То и дело слышу: «Фурцева повсюду насаждает своих любимчиков». Любимчиков у меня нет. Есть люди, которым я доверяю. Их и рекомендую. «Свояками» себя не окружаю. До сих пор не утихают толки по поводу назначения Ефремова во МХАТ. Старейшины МХАТа забыли, как они хором просили меня: «Дайте нам Ефремова! Нам нужен такой – молодой, энергичный, талантливый! Он нас спасет!» Я тоже считала кандидатуру Ефремова не просто лучшей, а единственной. Потому и назначила его. Я предвидела, что рано или поздно во МХАТе начнется конфликт между «отцами» и «детьми». Это неизбежно. Столкновение старого и нового всегда вызывает конфликты. Но как можно сейчас говорить о том, что «Фурцева навязала нам Ефремова»? Навязала?
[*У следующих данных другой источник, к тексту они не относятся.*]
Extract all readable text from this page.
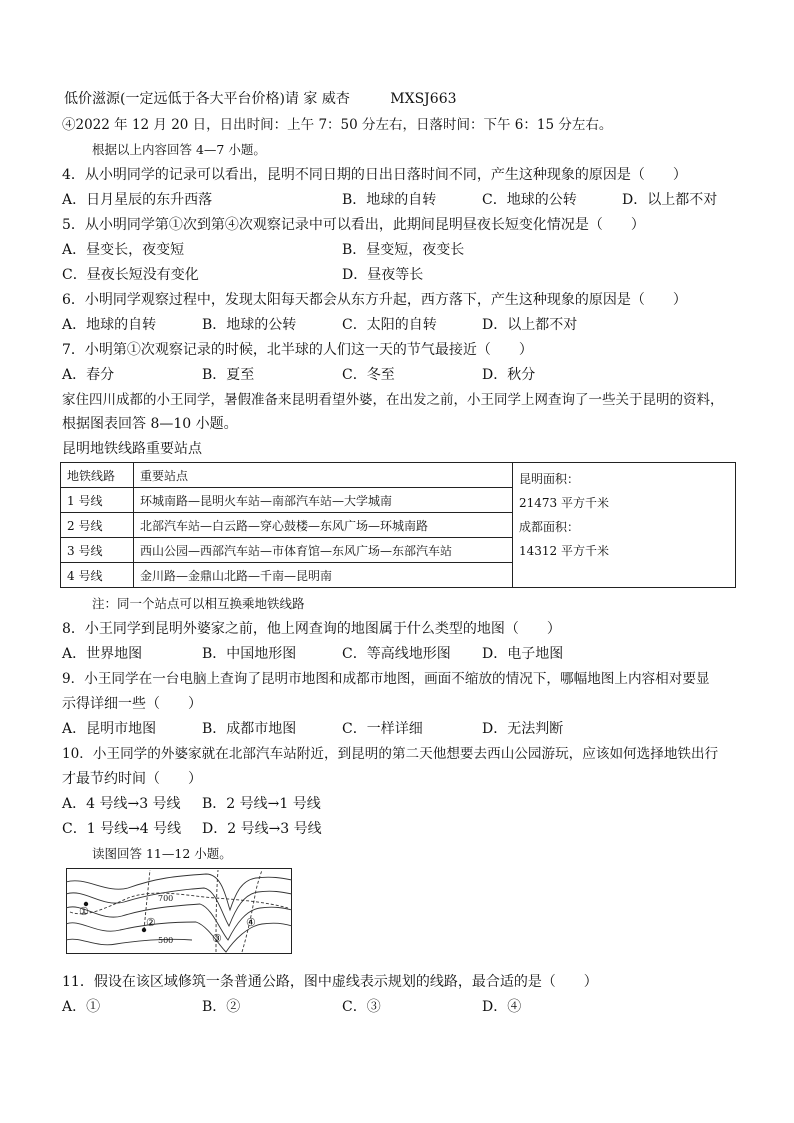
低价滋源(一定远低于各大平台价格)请 家 威杏	MXSJ663
④2022 年 12 月 20 日，日出时间：上午 7：50 分左右，日落时间：下午 6：15 分左右。
根据以上内容回答 4—7 小题。
4．从小明同学的记录可以看出，昆明不同日期的日出日落时间不同，产生这种现象的原因是（　　）
A．日月星辰的东升西落	B．地球的自转	C．地球的公转	D．以上都不对
5．从小明同学第①次到第④次观察记录中可以看出，此期间昆明昼夜长短变化情况是（　　）
A．昼变长，夜变短	B．昼变短，夜变长
C．昼夜长短没有变化	D．昼夜等长
6．小明同学观察过程中，发现太阳每天都会从东方升起，西方落下，产生这种现象的原因是（　　）
A．地球的自转	B．地球的公转	C．太阳的自转	D．以上都不对
7．小明第①次观察记录的时候，北半球的人们这一天的节气最接近（　　）
A．春分	B．夏至	C．冬至	D．秋分
家住四川成都的小王同学，暑假准备来昆明看望外婆，在出发之前，小王同学上网查询了一些关于昆明的资料，
根据图表回答 8—10 小题。
昆明地铁线路重要站点
地铁线路	重要站点	昆明面积：
21473 平方千米
成都面积：
14312 平方千米

1 号线	环城南路—昆明火车站—南部汽车站—大学城南	
2 号线	北部汽车站—白云路—穿心鼓楼—东风广场—环城南路	
3 号线	西山公园—西部汽车站—市体育馆—东风广场—东部汽车站	
4 号线	金川路—金鼎山北路—千南—昆明南	
注：同一个站点可以相互换乘地铁线路
8．小王同学到昆明外婆家之前，他上网查询的地图属于什么类型的地图（　　）
A．世界地图	B．中国地形图	C．等高线地形图 D．电子地图
9．小王同学在一台电脑上查询了昆明市地图和成都市地图，画面不缩放的情况下，哪幅地图上内容相对要显
示得详细一些（　　）
A．昆明市地图	B．成都市地图	C．一样详细	D．无法判断
10．小王同学的外婆家就在北部汽车站附近，到昆明的第二天他想要去西山公园游玩，应该如何选择地铁出行
才最节约时间（　　）
A．4 号线→3 号线 B．2 号线→1 号线
C．1 号线→4 号线 D．2 号线→3 号线
读图回答 11—12 小题。
①
②
③
④
700
500
11．假设在该区域修筑一条普通公路，图中虚线表示规划的线路，最合适的是（　　）
A．①	B．②	C．③	D．④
Во-первых, мне не надо никого «навязывать». Я не «навязываю», а назначаю. Как министр культуры. «Навязывать» и «назначать» – принципиально разные понятия. Мне не требуется никого уговаривать – примите, дорогие мои, нового руководителя. Во-вторых, те, кто сейчас громче всего кричит «навязала!», забыли, как сами просили Ефремова. У меня в кабинете просили и на собрании тоже. Сказала недовольным: «Если у вас такая короткая память, что вы не помните, как просили меня, то на сцене вам делать нечего. МХАТ “от суфлера” не работает. Здесь надо учить роли, а для этого нужна хорошая память!» Обиделись, но умолкли. Надолго ли?